Plus de 2000 candidats pour 151 sièges! Avec ces élections, ce n’est pas seulement l’engouement, plutôt la conquête du bien-être. En République du Congo, les fonctions politiques sont très bien rémunérées. Elles ont créé une bourgeoisie qui suscite beaucoup d’appétit dans la société. Un député à l’assemblée nationale, c’est une base mensuelle de 3 à 5 millions de francs Cfa, sans soustraction (ni de cotisation sociale, ni d’impôts), suivant les frais de session et de descentes parlementaires. Alors, cela constitue comme un appel d’air. Qui ne veut pas bien gagner sa vie? Dans ces conditions, tenter l’aventure, cela vaut la peine!
Au passage, l’Etat fait aussi ses affaires. Avec plus de 2000 candidats, ce sont plus de 3 milliards de francs Cfa de recettes enregistrées, rien que pour les législatives. Si on y ajoute les locales, on peut estimer que le Trésor public a enregistré des recettes de plus quatre milliards de francs Cfa, pour ces élections. Sans compter les autres menus frais, comme le paiement des casiers judiciaires, etc.
Avec cette armada de candidats, la campagne électorale prend l’allure d’une foire d’empoigne pour se faire voir plus que les autres. Les candidats rivalisent d’effervescence dans l’animation de leurs militants. Conséquence, le discours politique, là où il peut encore exister, est noyé dans le vacarme des sonos qui diffusent de la musique à tue-tête. La circulation automobile est encombrée à plusieurs d’endroits, les affiches et les banderoles se noient entre elles dans les principaux lieux publics, etc. On ne sait pas si les électeurs sont appelés à choisir parmi les plus beaux ou les plus élégants des candidats ou ceux qui diffusent la plus belle musique pour les envoyer à l’assemblée nationale. A l’intérieur du pays, les candidats sont des pères Noël, accueillis dans des danses traditionnelles où ils distribuent parfois es billets de banque. Les populations choisiront parmi ceux qui les auront inondées de dons et de promesses: «Si je suis élu, je ferai ceci; je ferai cela». Ainsi va la politique au Congo, vive la démocratie!
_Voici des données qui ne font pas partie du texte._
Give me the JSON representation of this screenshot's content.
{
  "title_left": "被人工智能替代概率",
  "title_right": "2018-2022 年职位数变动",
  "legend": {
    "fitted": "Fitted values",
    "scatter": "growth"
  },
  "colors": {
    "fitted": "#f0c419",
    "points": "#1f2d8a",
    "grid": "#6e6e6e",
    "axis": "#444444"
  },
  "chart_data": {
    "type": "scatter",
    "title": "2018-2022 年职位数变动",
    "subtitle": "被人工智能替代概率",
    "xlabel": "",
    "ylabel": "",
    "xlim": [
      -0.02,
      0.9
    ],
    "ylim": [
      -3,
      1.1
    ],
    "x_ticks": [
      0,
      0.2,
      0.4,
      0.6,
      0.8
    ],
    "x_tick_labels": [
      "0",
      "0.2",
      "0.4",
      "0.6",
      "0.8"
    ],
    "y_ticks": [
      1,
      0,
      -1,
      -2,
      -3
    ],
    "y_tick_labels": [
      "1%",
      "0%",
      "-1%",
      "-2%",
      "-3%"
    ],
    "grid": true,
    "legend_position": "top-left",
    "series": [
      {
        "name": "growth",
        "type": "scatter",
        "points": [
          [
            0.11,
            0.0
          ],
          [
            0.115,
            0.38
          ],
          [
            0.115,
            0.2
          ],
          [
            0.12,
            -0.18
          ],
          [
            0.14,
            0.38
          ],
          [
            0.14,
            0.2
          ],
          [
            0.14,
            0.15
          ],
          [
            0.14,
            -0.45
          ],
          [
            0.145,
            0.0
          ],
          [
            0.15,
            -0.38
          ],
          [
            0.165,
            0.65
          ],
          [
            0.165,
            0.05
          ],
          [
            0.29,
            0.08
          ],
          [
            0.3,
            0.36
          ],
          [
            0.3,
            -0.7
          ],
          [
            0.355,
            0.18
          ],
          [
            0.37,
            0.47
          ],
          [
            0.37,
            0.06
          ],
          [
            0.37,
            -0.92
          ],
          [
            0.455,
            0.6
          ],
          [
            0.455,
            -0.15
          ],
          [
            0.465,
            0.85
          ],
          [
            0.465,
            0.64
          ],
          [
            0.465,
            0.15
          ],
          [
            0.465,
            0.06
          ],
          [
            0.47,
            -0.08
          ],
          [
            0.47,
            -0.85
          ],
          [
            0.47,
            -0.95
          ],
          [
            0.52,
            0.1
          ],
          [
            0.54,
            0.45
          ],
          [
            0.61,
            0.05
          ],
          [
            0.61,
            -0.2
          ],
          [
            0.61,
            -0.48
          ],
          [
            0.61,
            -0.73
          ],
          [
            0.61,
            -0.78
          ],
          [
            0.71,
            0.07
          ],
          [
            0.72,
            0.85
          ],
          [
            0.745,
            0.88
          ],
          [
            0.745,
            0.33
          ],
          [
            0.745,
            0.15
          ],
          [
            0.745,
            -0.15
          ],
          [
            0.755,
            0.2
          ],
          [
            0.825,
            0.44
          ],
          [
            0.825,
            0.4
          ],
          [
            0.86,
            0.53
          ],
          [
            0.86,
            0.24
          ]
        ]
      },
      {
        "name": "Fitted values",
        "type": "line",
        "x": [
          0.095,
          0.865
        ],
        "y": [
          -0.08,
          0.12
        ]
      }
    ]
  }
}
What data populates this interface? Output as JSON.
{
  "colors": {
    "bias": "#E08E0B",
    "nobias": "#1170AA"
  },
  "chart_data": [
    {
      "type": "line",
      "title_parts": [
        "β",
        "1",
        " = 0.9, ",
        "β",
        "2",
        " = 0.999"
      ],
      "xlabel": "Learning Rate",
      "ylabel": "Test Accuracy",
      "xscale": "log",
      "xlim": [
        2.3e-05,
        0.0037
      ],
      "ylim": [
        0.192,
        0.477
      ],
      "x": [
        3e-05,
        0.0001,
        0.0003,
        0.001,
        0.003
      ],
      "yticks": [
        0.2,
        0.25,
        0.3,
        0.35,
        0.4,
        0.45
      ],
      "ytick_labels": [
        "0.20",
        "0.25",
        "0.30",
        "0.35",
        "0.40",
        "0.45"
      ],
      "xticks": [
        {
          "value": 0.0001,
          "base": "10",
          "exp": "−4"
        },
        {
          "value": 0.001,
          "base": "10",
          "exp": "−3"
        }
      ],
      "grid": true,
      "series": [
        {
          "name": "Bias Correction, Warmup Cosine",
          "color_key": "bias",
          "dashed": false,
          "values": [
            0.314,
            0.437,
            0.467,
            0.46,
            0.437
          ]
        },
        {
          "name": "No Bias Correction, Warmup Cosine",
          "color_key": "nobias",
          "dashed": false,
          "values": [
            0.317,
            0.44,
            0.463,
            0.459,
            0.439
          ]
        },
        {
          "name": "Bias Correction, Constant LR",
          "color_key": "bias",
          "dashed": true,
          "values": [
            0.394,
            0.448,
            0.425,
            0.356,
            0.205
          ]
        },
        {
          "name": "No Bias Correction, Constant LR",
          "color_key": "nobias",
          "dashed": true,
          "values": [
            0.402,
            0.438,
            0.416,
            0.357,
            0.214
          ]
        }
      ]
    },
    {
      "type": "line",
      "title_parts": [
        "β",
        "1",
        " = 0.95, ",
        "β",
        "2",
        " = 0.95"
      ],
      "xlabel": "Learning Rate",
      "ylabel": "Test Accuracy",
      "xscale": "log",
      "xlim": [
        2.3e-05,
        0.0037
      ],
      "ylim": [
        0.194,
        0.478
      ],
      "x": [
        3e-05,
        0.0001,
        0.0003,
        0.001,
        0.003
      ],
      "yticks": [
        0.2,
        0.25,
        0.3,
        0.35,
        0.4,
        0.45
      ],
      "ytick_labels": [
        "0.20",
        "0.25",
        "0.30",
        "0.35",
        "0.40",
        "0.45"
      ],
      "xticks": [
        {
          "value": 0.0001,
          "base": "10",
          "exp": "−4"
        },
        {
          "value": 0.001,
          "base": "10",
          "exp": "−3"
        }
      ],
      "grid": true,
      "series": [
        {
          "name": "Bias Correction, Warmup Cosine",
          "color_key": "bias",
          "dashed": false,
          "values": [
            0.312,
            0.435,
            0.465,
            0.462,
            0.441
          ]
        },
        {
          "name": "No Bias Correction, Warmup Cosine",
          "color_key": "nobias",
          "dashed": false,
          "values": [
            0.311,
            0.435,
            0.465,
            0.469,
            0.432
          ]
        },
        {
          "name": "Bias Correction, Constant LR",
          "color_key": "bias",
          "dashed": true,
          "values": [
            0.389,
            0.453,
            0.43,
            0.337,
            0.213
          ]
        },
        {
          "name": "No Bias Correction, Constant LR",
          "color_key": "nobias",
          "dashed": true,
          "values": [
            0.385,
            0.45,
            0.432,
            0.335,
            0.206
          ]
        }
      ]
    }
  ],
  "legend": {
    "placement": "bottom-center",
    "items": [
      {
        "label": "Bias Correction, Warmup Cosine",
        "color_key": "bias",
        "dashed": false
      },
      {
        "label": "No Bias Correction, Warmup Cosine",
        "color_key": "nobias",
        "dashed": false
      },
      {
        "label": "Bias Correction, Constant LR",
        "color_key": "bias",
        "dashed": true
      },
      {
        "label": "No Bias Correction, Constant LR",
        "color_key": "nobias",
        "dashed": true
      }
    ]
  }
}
Dans un pays où l’Etat peine à mettre en place une politique adéquate de sécurité sociale, où la création d’emplois n’est plus l’objectif de la gouvernance publique, où la croissance économique est sacrifiée à l’autel de l’endettement, où l’amélioration des conditions de vie des populations n’est plus qu’une histoire d’éternelles promesses, la politique est devenue le terreau du sauve-qui-peut, pour échapper à la précarité sociale. Depuis l’avènement de la démocratie, les anti-valeurs ont envahi la vie publique, malgré la volonté affichée des pouvoirs publics de les combattre.
Les fonctions politiques apparaissent comme de précieuses bouées de sauvetage social que beaucoup visent, sans faire l’effort d’en acquérir les qualités. Parmi les nouveaux candidats, beaucoup auront du mal à parler du rôle d’une chambre parlementaire ou qui ne savent pas comment est constituée une loi des finances. Mais, ils sont candidats et ils l’apprendront une fois élus. Ce qui compte pour eux, ce n’est pas ce qu’ils iront faire au parlement, mais ce qu’ils seront: députés, avec ce qui va avec en train de vie et en prestige social. Bref, quand la politique tue le travail, on paralyse le développement!